Я засыпала и в полудреме слушала, слушала непонятные волшебные слова.
– …Честнейшую Херувим и славнейшую без сравнения Серафим, без истления Бога слова рождшую, сущую Богородицу тя величаем…
…Маленькая церковь стояла на высоком пригорке, а потому видно ее было издали и казалась она очень высокой. Вокруг нее все заросло кустами жасмина и черемухи. Бабушка ходила в Колокольное причащаться. Ну и я ходила вместе с ней. С отцом Митрофанием, тамошним попом, они вечно сцеплялись языками. Не было между ними никакой подобающей дистанции.
– Да кто ж тебе власть дал?! Гордыни-то откуда столько? Раба божья Анна! – басил толстый седой батюшка.
– Да зачем мне власть-то твоя, батюшка? Власть, власть… – махала рукой бабка. – Все вам, мужикам, власть нужна. А мне енто ни к чему. Я прошу, а не властвую.
– Она мне дана от Бога, – объяснял терпеливо Митрофаний. – А тебе-то кто помогает?
– Кого попрошу, батюшка, тот и помогаить, – скромно отвечала бабка.
– Богу молиться надо! А ты неканонические молитвы читаешь. Грешно это…
– Чего все его-то беспокоить! Есть скорые помощники… Бестолковый ты, отец Митрофа-ний, какой! Ежели у тебя в храме крыша протекеть, на Москву, что ль, с телеграммой побежишь?
– Ты как язычница какая. Скорые помощники…
– Дак в твоей же церкове святых по стенам развешано – Пантелеймон, Никола, Георгий да Владимир. Значить, один Боженька со всем не управится. И мне они заступники и скорой помощи податели.
– Кто к тебе на помощь приходит, тебе неведомо. Сама не знаешь, что творишь! Гордыня тебя снедает…
– Вот слова-то умные ты выучил в своих семинариях, а вот что постишься по средам и пятницам – сомневаюсь.

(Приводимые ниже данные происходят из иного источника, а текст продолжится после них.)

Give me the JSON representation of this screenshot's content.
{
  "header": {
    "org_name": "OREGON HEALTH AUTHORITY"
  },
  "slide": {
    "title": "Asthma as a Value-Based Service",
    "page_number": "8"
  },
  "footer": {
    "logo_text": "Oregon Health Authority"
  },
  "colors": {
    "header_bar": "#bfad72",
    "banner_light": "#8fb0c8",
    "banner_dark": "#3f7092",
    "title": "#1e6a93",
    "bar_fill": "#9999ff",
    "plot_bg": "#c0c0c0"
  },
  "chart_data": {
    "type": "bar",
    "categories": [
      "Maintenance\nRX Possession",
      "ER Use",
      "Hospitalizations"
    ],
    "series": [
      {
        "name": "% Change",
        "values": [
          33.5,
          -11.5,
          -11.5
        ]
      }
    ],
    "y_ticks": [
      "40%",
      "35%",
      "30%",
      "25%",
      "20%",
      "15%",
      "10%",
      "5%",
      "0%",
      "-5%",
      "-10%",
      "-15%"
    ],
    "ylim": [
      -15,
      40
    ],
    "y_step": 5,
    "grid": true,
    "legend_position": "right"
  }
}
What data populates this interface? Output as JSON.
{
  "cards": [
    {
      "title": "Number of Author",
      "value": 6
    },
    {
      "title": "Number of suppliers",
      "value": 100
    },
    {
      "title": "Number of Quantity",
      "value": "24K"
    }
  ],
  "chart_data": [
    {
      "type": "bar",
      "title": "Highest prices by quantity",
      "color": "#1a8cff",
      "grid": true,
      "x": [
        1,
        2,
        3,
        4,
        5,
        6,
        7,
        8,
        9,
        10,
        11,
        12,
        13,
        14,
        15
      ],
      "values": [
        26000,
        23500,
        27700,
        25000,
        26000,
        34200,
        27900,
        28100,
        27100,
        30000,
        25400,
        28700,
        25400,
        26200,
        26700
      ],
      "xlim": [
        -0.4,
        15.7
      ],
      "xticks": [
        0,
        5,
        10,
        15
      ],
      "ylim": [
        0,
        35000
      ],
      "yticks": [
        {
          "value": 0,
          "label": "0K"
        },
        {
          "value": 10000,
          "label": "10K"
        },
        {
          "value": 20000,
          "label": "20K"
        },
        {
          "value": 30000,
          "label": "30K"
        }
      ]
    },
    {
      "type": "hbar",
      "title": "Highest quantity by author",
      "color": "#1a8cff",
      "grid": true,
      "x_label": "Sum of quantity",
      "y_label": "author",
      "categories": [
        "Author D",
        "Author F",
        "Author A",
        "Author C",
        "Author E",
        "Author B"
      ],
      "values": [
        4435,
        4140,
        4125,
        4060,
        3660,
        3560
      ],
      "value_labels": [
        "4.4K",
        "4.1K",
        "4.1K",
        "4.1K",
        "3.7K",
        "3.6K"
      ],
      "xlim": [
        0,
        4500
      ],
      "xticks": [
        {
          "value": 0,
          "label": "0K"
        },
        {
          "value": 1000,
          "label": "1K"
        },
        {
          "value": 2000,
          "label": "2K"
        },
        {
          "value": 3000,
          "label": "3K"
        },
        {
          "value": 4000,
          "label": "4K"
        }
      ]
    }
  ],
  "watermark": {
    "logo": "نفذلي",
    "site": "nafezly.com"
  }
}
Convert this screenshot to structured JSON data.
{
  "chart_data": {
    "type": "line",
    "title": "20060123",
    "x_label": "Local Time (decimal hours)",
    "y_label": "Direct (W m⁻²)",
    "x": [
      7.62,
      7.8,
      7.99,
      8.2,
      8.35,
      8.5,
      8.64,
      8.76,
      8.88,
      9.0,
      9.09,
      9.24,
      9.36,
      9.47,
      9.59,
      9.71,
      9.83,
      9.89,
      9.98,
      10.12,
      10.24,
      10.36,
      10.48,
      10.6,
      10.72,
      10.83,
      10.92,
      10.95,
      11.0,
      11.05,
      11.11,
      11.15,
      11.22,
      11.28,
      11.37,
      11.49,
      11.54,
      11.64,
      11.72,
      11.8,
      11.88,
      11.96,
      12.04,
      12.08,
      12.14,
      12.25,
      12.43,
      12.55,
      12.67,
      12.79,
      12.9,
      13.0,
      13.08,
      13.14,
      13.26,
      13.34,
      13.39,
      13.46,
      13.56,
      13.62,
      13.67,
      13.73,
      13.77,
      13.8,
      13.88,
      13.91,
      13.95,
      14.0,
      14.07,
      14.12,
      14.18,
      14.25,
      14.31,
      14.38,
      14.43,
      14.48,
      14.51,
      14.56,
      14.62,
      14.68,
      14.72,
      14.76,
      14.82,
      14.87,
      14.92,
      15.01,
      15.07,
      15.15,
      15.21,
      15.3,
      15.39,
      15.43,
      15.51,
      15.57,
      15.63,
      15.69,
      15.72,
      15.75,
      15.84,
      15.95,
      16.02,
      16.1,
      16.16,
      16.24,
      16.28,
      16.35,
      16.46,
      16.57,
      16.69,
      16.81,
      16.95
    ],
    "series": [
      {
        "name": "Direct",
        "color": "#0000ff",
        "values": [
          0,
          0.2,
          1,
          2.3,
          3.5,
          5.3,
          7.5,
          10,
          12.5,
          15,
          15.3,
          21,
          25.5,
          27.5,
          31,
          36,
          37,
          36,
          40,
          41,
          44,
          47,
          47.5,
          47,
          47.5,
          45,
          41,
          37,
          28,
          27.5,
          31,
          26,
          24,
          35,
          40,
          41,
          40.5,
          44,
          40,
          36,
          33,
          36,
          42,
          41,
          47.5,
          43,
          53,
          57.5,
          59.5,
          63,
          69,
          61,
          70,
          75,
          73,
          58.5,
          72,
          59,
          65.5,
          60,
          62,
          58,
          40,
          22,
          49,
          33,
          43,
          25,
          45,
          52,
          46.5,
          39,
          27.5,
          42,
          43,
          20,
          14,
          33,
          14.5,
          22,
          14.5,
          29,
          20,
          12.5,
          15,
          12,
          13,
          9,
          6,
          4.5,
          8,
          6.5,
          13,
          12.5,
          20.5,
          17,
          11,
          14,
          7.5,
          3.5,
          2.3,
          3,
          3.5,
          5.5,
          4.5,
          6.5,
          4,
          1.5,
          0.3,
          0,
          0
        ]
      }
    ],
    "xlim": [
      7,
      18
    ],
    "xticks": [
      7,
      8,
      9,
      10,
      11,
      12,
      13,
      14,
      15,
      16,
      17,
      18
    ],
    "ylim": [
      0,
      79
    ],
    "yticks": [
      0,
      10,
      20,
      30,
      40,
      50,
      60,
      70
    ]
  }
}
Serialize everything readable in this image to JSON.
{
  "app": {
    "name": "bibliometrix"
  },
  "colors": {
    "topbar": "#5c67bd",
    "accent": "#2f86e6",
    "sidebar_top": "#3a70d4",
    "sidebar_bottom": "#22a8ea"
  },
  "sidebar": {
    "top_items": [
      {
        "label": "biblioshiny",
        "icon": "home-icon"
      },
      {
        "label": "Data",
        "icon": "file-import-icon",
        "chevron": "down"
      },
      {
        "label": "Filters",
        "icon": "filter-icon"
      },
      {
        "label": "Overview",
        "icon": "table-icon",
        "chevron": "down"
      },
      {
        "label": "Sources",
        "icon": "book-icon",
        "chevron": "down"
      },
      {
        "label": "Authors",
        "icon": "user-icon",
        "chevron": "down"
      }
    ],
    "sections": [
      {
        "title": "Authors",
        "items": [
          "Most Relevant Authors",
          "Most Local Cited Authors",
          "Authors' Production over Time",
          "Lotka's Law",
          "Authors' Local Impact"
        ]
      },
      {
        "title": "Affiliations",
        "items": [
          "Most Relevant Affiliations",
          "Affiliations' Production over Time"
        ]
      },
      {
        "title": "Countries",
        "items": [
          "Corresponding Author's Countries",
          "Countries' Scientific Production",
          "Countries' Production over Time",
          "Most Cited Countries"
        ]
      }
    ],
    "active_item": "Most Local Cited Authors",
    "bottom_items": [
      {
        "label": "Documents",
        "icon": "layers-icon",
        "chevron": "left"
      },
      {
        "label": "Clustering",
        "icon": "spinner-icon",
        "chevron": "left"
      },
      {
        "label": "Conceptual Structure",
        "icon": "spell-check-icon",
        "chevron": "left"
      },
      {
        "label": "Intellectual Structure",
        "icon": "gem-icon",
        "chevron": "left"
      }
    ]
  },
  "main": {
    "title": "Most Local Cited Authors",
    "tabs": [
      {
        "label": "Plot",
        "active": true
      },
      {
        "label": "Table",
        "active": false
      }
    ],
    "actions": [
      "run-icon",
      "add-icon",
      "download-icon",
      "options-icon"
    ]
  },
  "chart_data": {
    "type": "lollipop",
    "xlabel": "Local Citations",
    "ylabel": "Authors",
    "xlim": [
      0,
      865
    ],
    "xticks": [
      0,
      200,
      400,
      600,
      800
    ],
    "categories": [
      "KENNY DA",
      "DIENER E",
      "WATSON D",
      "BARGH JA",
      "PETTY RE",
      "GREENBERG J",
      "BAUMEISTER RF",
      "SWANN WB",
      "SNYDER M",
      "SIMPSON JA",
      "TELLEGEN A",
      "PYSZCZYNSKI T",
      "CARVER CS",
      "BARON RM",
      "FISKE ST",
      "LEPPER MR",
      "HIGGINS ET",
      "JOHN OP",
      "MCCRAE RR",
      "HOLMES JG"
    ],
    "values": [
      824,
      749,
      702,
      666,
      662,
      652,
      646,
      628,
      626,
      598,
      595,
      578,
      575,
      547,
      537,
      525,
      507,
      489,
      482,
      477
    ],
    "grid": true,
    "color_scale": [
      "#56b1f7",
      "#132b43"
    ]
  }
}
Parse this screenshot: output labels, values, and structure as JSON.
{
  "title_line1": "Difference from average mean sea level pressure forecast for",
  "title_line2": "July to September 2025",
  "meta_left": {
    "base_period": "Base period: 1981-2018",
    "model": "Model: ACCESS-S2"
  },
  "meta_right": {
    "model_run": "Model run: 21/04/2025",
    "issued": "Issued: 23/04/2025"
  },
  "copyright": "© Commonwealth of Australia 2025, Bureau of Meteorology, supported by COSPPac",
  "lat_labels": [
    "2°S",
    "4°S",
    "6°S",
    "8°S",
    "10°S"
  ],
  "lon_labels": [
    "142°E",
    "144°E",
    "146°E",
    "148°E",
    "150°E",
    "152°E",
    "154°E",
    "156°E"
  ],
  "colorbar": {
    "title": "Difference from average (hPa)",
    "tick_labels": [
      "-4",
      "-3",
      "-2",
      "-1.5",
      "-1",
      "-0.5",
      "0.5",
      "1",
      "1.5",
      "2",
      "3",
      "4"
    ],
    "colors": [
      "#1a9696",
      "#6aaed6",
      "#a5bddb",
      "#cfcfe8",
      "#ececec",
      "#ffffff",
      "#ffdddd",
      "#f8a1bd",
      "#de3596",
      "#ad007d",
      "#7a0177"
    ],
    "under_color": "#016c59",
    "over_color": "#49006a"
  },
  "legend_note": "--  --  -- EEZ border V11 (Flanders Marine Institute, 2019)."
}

Вон брюхо какое наел, батюшка, на постных-то щах! Стыдоба!
– От гордыни твоей все грехи, баба Нюра…
– А ты не гневись, батюшка, – гневиться-то грех смертный! Да ежели бы я с чертями какими зналась, прости господи, – (отец Митрофаний положил широкое крестное знамение), – я б в церкву не ходила! Не виновата я, что ко мне идуть, а к тебе не идуть!
– Ко мне идти – значит, над собой работать! Душу свою выращивать! А к тебе-то на все готовое. Пусть полюбит, а ты – пусть. Пусть болезни не будет, а ты – пусть. Потом-то аукнется! Господь дал испытание, и не тебе решать – зачем. Внучек-то своих, небось, день и ночь сахаром не кормишь – зубы заболят, знаешь!
– Знаю, батюшка, знаю… Может, и аукнется… Так ведь я чуть-чуть. Вон и дохторша лекарства даеть. А про любов – я никогда! Тут уж что Бог послал… А Господь милостив!
После очередного разговора с батюшкой бабка заметно огорчилась. Подвязала платочек с голубыми незабудками потуже под подбородком. Пождала губы гузкой и строго глядела перед собой. Вышла из церкви. Обернулась, быстро перекрестилась и что-то зашептала. Я разобрала только последние слова.
– Зло сняла, подельнику отдала. Словом Божиим укрылась. Милостыней откупилась.
Она быстрым движением вынула из сумки краюшку хлеба и, проходя мимо, положила в шапку перед молодым парнем в десантной форме. Он сидел перед церковью на земле, и ног его нигде не было видно. Когда я это вдруг осознала, будто кусок льда прокатился по мне от макушки до пяток. Раньше ничего подобного я не видела.